The main town and port is one of the most beautiful in Greece, with preserved neo-classical mansions, whitewashed village houses and narrow cobbled lanes climbing steeply up from the horse-shoeshaped harbour. Quite rightly, the whole is preserved as a national monument. The mansions date from the 18th century and are a reminder of Hydra’s prosperous past. A number of museums explore this heritage.The bustling port is at its best in the evenings, when the quayside twinkles with cafés, small shops, bars and atmospheric restaurants.
During the day most people head for the beaches. A couple near town can be reached on foot – alternatively a number of small water-taxis are on hand to shuttle to and fro. Although a rocky island, Hydra
has some good beaches – some pebble, some sand, some backed by pines, some with a taverna or two, and even seasonal water sports.
Outside the hotter periods walking, as mentioned, is a major attraction, and a network of signed paths offers plenty of variety.
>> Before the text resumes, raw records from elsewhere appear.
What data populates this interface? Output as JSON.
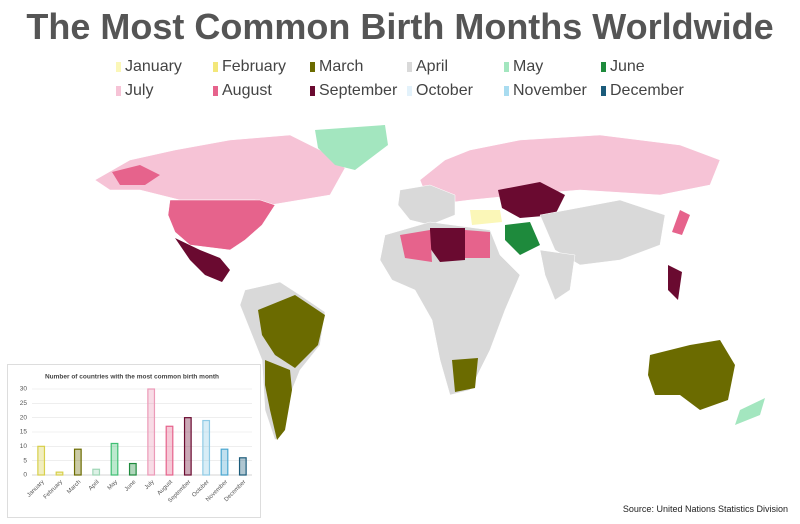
{
  "title": "The Most Common Birth Months Worldwide",
  "legend": [
    {
      "label": "January",
      "color": "#fbf7b8"
    },
    {
      "label": "February",
      "color": "#f3e77a"
    },
    {
      "label": "March",
      "color": "#6b6b00"
    },
    {
      "label": "April",
      "color": "#d9d9d9"
    },
    {
      "label": "May",
      "color": "#a3e6bf"
    },
    {
      "label": "June",
      "color": "#1e8a3c"
    },
    {
      "label": "July",
      "color": "#f6c3d6"
    },
    {
      "label": "August",
      "color": "#e6638c"
    },
    {
      "label": "September",
      "color": "#6a0a30"
    },
    {
      "label": "October",
      "color": "#e3f2fb"
    },
    {
      "label": "November",
      "color": "#a9dcf0"
    },
    {
      "label": "December",
      "color": "#1b5b7a"
    }
  ],
  "chart_data": {
    "type": "bar",
    "title": "Number of countries with the most common birth month",
    "categories": [
      "January",
      "February",
      "March",
      "April",
      "May",
      "June",
      "July",
      "August",
      "September",
      "October",
      "November",
      "December"
    ],
    "values": [
      10,
      1,
      9,
      2,
      11,
      4,
      30,
      17,
      20,
      19,
      9,
      6
    ],
    "colors": [
      "#d8cf4a",
      "#d8cf4a",
      "#6b6b00",
      "#9fd6b6",
      "#3fbf73",
      "#1e8a3c",
      "#ec9ab8",
      "#e6638c",
      "#6a0a30",
      "#8fcbe6",
      "#4aa6d0",
      "#1b5b7a"
    ],
    "ylim": [
      0,
      30
    ],
    "yticks": [
      0,
      5,
      10,
      15,
      20,
      25,
      30
    ],
    "grid": true
  },
  "source": "Source: United Nations Statistics Division"
}
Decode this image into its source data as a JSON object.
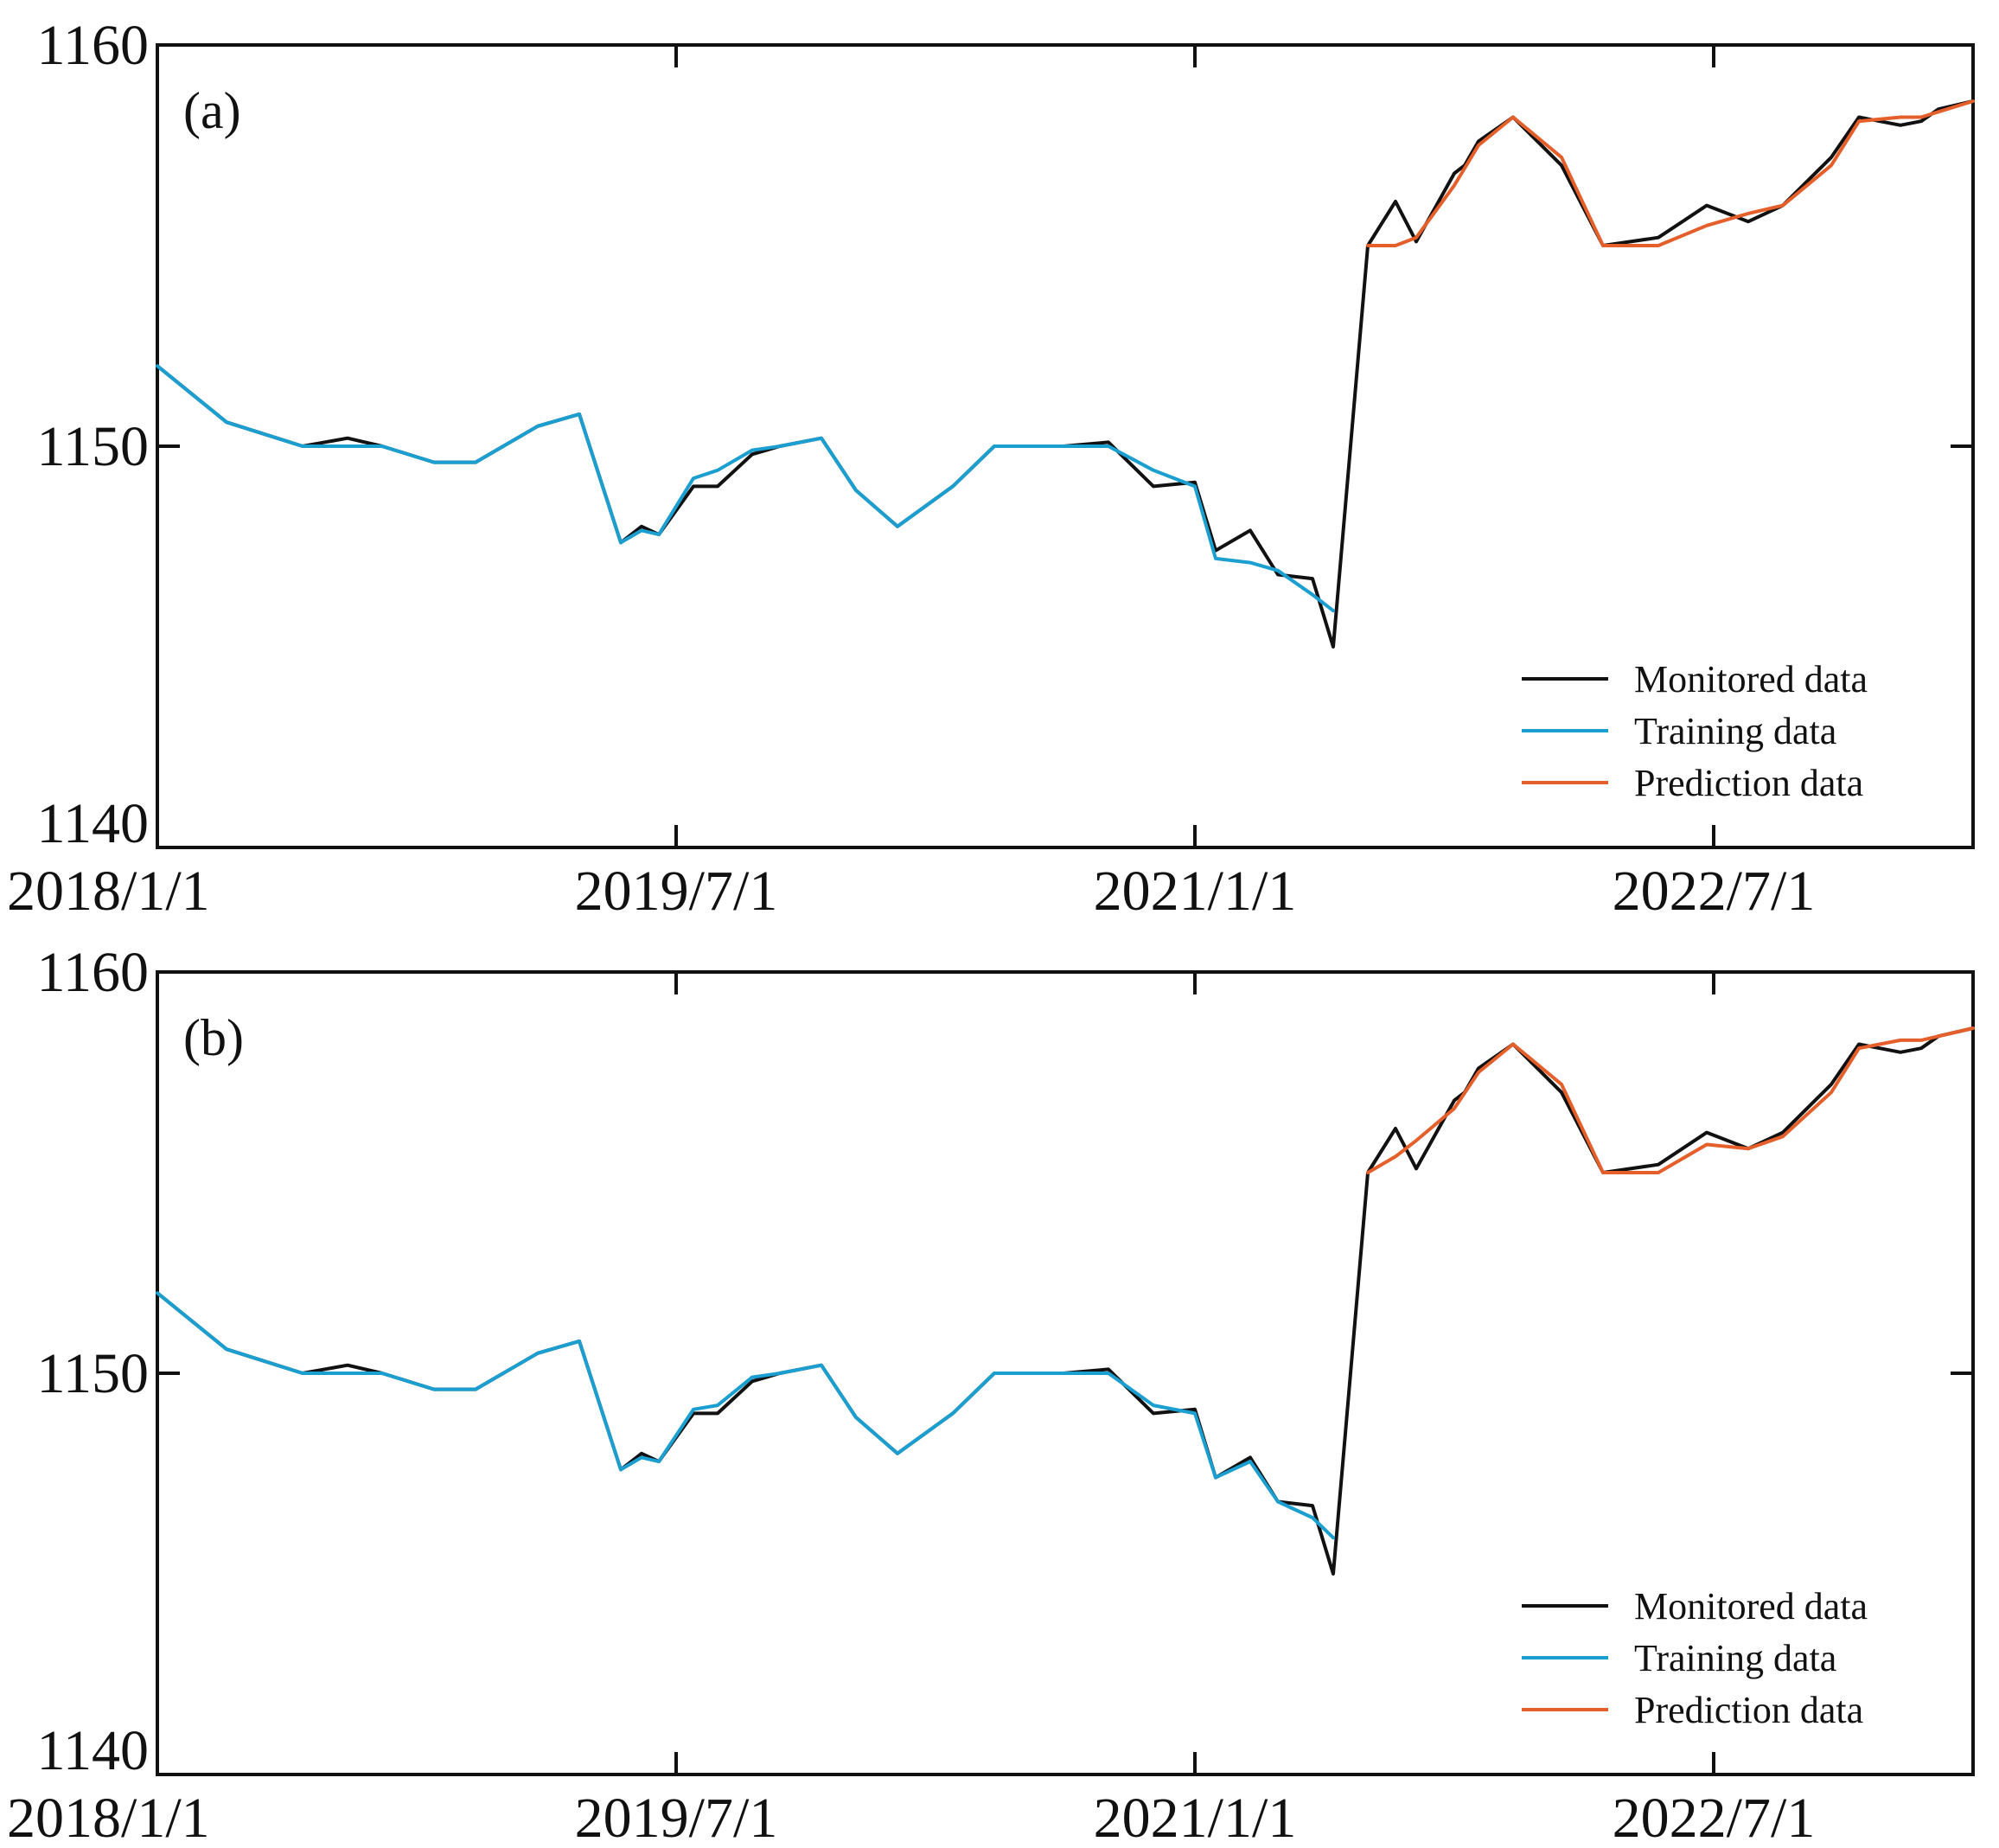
{
  "chart_data": [
    {
      "type": "line",
      "panel_label": "(a)",
      "ylim": [
        1140,
        1160
      ],
      "yticks": [
        1140,
        1150,
        1160
      ],
      "xlim": [
        0,
        5.25
      ],
      "x_unit": "years since 2018/1/1",
      "xticks": [
        {
          "value": 0,
          "label": "2018/1/1"
        },
        {
          "value": 1.5,
          "label": "2019/7/1"
        },
        {
          "value": 3.0,
          "label": "2021/1/1"
        },
        {
          "value": 4.5,
          "label": "2022/7/1"
        }
      ],
      "legend": {
        "position": "bottom-right",
        "entries": [
          "Monitored data",
          "Training data",
          "Prediction data"
        ]
      },
      "series": [
        {
          "name": "Monitored data",
          "color": "#111111",
          "x": [
            0,
            0.2,
            0.42,
            0.55,
            0.65,
            0.8,
            0.92,
            1.1,
            1.22,
            1.34,
            1.4,
            1.45,
            1.55,
            1.62,
            1.72,
            1.8,
            1.92,
            2.02,
            2.14,
            2.3,
            2.42,
            2.52,
            2.62,
            2.75,
            2.88,
            3.0,
            3.06,
            3.16,
            3.24,
            3.34,
            3.4,
            3.5,
            3.58,
            3.64,
            3.75,
            3.78,
            3.82,
            3.92,
            4.06,
            4.18,
            4.34,
            4.48,
            4.6,
            4.7,
            4.84,
            4.92,
            5.04,
            5.1,
            5.15,
            5.25
          ],
          "y": [
            1152,
            1150.6,
            1150,
            1150.2,
            1150,
            1149.6,
            1149.6,
            1150.5,
            1150.8,
            1147.6,
            1148,
            1147.8,
            1149,
            1149,
            1149.8,
            1150,
            1150.2,
            1148.9,
            1148,
            1149,
            1150,
            1150,
            1150,
            1150.1,
            1149,
            1149.1,
            1147.4,
            1147.9,
            1146.8,
            1146.7,
            1145,
            1155,
            1156.1,
            1155.1,
            1156.8,
            1157,
            1157.6,
            1158.2,
            1157,
            1155,
            1155.2,
            1156,
            1155.6,
            1156,
            1157.2,
            1158.2,
            1158,
            1158.1,
            1158.4,
            1158.6
          ]
        },
        {
          "name": "Training data",
          "color": "#1a9fd0",
          "x": [
            0,
            0.2,
            0.42,
            0.55,
            0.65,
            0.8,
            0.92,
            1.1,
            1.22,
            1.34,
            1.4,
            1.45,
            1.55,
            1.62,
            1.72,
            1.8,
            1.92,
            2.02,
            2.14,
            2.3,
            2.42,
            2.52,
            2.62,
            2.75,
            2.88,
            3.0,
            3.06,
            3.16,
            3.24,
            3.34,
            3.4
          ],
          "y": [
            1152,
            1150.6,
            1150,
            1150,
            1150,
            1149.6,
            1149.6,
            1150.5,
            1150.8,
            1147.6,
            1147.9,
            1147.8,
            1149.2,
            1149.4,
            1149.9,
            1150,
            1150.2,
            1148.9,
            1148,
            1149,
            1150,
            1150,
            1150,
            1150,
            1149.4,
            1149,
            1147.2,
            1147.1,
            1146.9,
            1146.3,
            1145.9
          ]
        },
        {
          "name": "Prediction data",
          "color": "#e55f2b",
          "x": [
            3.5,
            3.58,
            3.64,
            3.75,
            3.82,
            3.92,
            4.06,
            4.18,
            4.34,
            4.48,
            4.6,
            4.7,
            4.84,
            4.92,
            5.04,
            5.1,
            5.25
          ],
          "y": [
            1155,
            1155,
            1155.2,
            1156.5,
            1157.5,
            1158.2,
            1157.2,
            1155,
            1155,
            1155.5,
            1155.8,
            1156,
            1157,
            1158.1,
            1158.2,
            1158.2,
            1158.6
          ]
        }
      ]
    },
    {
      "type": "line",
      "panel_label": "(b)",
      "ylim": [
        1140,
        1160
      ],
      "yticks": [
        1140,
        1150,
        1160
      ],
      "xlim": [
        0,
        5.25
      ],
      "x_unit": "years since 2018/1/1",
      "xticks": [
        {
          "value": 0,
          "label": "2018/1/1"
        },
        {
          "value": 1.5,
          "label": "2019/7/1"
        },
        {
          "value": 3.0,
          "label": "2021/1/1"
        },
        {
          "value": 4.5,
          "label": "2022/7/1"
        }
      ],
      "legend": {
        "position": "bottom-right",
        "entries": [
          "Monitored data",
          "Training data",
          "Prediction data"
        ]
      },
      "series": [
        {
          "name": "Monitored data",
          "color": "#111111",
          "x": [
            0,
            0.2,
            0.42,
            0.55,
            0.65,
            0.8,
            0.92,
            1.1,
            1.22,
            1.34,
            1.4,
            1.45,
            1.55,
            1.62,
            1.72,
            1.8,
            1.92,
            2.02,
            2.14,
            2.3,
            2.42,
            2.52,
            2.62,
            2.75,
            2.88,
            3.0,
            3.06,
            3.16,
            3.24,
            3.34,
            3.4,
            3.5,
            3.58,
            3.64,
            3.75,
            3.78,
            3.82,
            3.92,
            4.06,
            4.18,
            4.34,
            4.48,
            4.6,
            4.7,
            4.84,
            4.92,
            5.04,
            5.1,
            5.15,
            5.25
          ],
          "y": [
            1152,
            1150.6,
            1150,
            1150.2,
            1150,
            1149.6,
            1149.6,
            1150.5,
            1150.8,
            1147.6,
            1148,
            1147.8,
            1149,
            1149,
            1149.8,
            1150,
            1150.2,
            1148.9,
            1148,
            1149,
            1150,
            1150,
            1150,
            1150.1,
            1149,
            1149.1,
            1147.4,
            1147.9,
            1146.8,
            1146.7,
            1145,
            1155,
            1156.1,
            1155.1,
            1156.8,
            1157,
            1157.6,
            1158.2,
            1157,
            1155,
            1155.2,
            1156,
            1155.6,
            1156,
            1157.2,
            1158.2,
            1158,
            1158.1,
            1158.4,
            1158.6
          ]
        },
        {
          "name": "Training data",
          "color": "#1a9fd0",
          "x": [
            0,
            0.2,
            0.42,
            0.55,
            0.65,
            0.8,
            0.92,
            1.1,
            1.22,
            1.34,
            1.4,
            1.45,
            1.55,
            1.62,
            1.72,
            1.8,
            1.92,
            2.02,
            2.14,
            2.3,
            2.42,
            2.52,
            2.62,
            2.75,
            2.88,
            3.0,
            3.06,
            3.16,
            3.24,
            3.34,
            3.4
          ],
          "y": [
            1152,
            1150.6,
            1150,
            1150,
            1150,
            1149.6,
            1149.6,
            1150.5,
            1150.8,
            1147.6,
            1147.9,
            1147.8,
            1149.1,
            1149.2,
            1149.9,
            1150,
            1150.2,
            1148.9,
            1148,
            1149,
            1150,
            1150,
            1150,
            1150,
            1149.2,
            1149,
            1147.4,
            1147.8,
            1146.8,
            1146.4,
            1145.9
          ]
        },
        {
          "name": "Prediction data",
          "color": "#e55f2b",
          "x": [
            3.5,
            3.58,
            3.64,
            3.75,
            3.82,
            3.92,
            4.06,
            4.18,
            4.34,
            4.48,
            4.6,
            4.7,
            4.84,
            4.92,
            5.04,
            5.1,
            5.25
          ],
          "y": [
            1155,
            1155.4,
            1155.8,
            1156.6,
            1157.5,
            1158.2,
            1157.2,
            1155,
            1155,
            1155.7,
            1155.6,
            1155.9,
            1157,
            1158.1,
            1158.3,
            1158.3,
            1158.6
          ]
        }
      ]
    }
  ]
}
The town hall issues a very useful booklet detailing ten walks ranging from
‘easy’ and under an hour to ‘difficult’ at nearly three hours. Inland you will discover a different side to the island, as the sparsely populated interior is mountainous (up to 590m) and has pineforest
and a number of monasteries.
To avoid doubling back it is a good idea to end up at a beach for a swim and lunc before taking a water-taxi back.